Six Weeks, 100 Percent
Sweet’s shining example, he says, is a recent stroke study. After 18 months, study enrollment was only 10 percent complete. ICTS was called in, the company developed a DVD for the trial, and within six weeks enrollment shot up to 100 percent, said Sweet.
So what enrollment problems existed with that study that lent themselves to this medium? There were many, said Sweet.
Firstly, he explained, the study had a very narrow window for enrollment: patients needed to be signed up and treated within nine hours of their stroke. Therefore emergency medical technicians bringing such patients in to the hospital were key for enrollment, but since EMTs are not typically trained to recruit study subjects, they knew nothing about it.
Secondly, ER personnel needed to know about the study and all its details, but they had little time for lengthy training sessions.
How to Blind?
Third, hospital pharmacy staff required very specific instructions on how to blind the injections for the study. And lastly, hospital neuro-radiologists would have to have training on which very specific MRI and CT scan settings to use.

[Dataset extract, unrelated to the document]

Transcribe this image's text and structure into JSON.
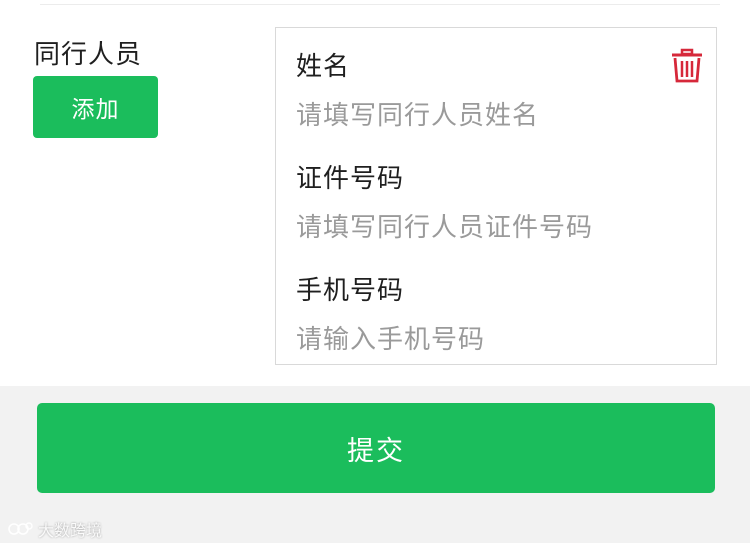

Clearly, just having one or two investigators or nurses sitting in on a traditional training session at this study’s outset wasn’t working, said Sweet.
Once ICTS signed on, they brought a camera crew of nine to the University of Wisconsin to shoot the head of neuro-radiology explaining the proper imaging settings for the study. Then they traveled to the Cleveland Clinic, where they got shots of leading stroke expert Anthony Furlan. Next, they shot footage inside an ambulance bay, for the benefit of EMTs. And they had an ER physician narrate the 32-minute production.

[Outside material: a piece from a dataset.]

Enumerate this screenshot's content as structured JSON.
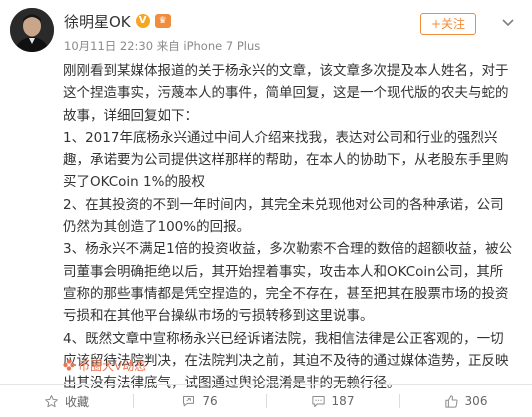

After a few weeks of editing, each site got the modular DVD—modular in that each involved party (EMTs, ER docs, pharmacists, etc.) needed only to watch the intro, then hit play on the section of the DVD that pertained to them. No sitting around in sessions for hours hearing stuff you may not really need to know, said Sweet.
Something to See
Sweet added that investigators and other medical staff say it helps tremendously to have step-by-step visuals of exactly what needs to be done for a study, instead of just a written document filled with instructions.

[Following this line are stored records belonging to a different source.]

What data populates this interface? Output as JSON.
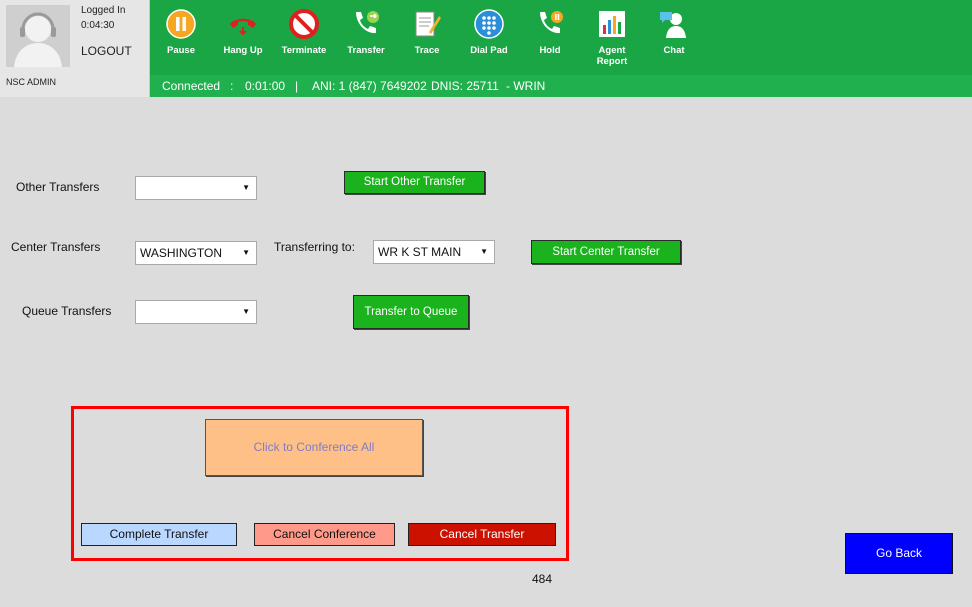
{
  "header": {
    "logged_in_label": "Logged In",
    "logged_in_time": "0:04:30",
    "logout_label": "LOGOUT",
    "username": "NSC ADMIN"
  },
  "toolbar": {
    "pause": "Pause",
    "hang_up": "Hang Up",
    "terminate": "Terminate",
    "transfer": "Transfer",
    "trace": "Trace",
    "dial_pad": "Dial Pad",
    "hold": "Hold",
    "agent_report_1": "Agent",
    "agent_report_2": "Report",
    "chat": "Chat"
  },
  "status": {
    "state": "Connected",
    "sep1": ":",
    "duration": "0:01:00",
    "sep2": "|",
    "ani": "ANI: 1 (847) 7649202",
    "dnis": "DNIS: 25711",
    "wrin": "- WRIN"
  },
  "transfers": {
    "other_label": "Other Transfers",
    "other_value": "",
    "other_button": "Start Other Transfer",
    "center_label": "Center Transfers",
    "center_value": "WASHINGTON",
    "transferring_to_label": "Transferring to:",
    "transferring_to_value": "WR K ST MAIN",
    "center_button": "Start Center Transfer",
    "queue_label": "Queue Transfers",
    "queue_value": "",
    "queue_button": "Transfer to Queue"
  },
  "conference": {
    "conference_all": "Click to Conference All",
    "complete_transfer": "Complete Transfer",
    "cancel_conference": "Cancel Conference",
    "cancel_transfer": "Cancel Transfer"
  },
  "footer": {
    "go_back": "Go Back",
    "page_number": "484"
  },
  "colors": {
    "header_green": "#1aa645",
    "button_green": "#1bb31d",
    "conference_orange": "#ffc088",
    "complete_blue": "#b9d7ff",
    "cancel_conf_pink": "#ff9a8a",
    "cancel_transfer_red": "#cc1100",
    "go_back_blue": "#0000ff",
    "highlight_red": "#ff0000"
  }
}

Cost to this particular sponsor? $395,000, far cheaper than the cost of a trial failing due to inadequate enrollment, said Sweet.
Law and GCP
Other ICTS DVD projects have run as high as $500,000, and as low as $75,000. “It depends on how compelling the client wants to be,” said Sweet.
The company has also done parodies of TV shows (CSI, Law and Order) to outline Good Clinical Practice principals. Unfortunately, says Sweet, many sponsors don’t think to contact ICTS until recruitment for a trial has already gone badly awry.
“They would be much better off if they thought of us at the start,” he said.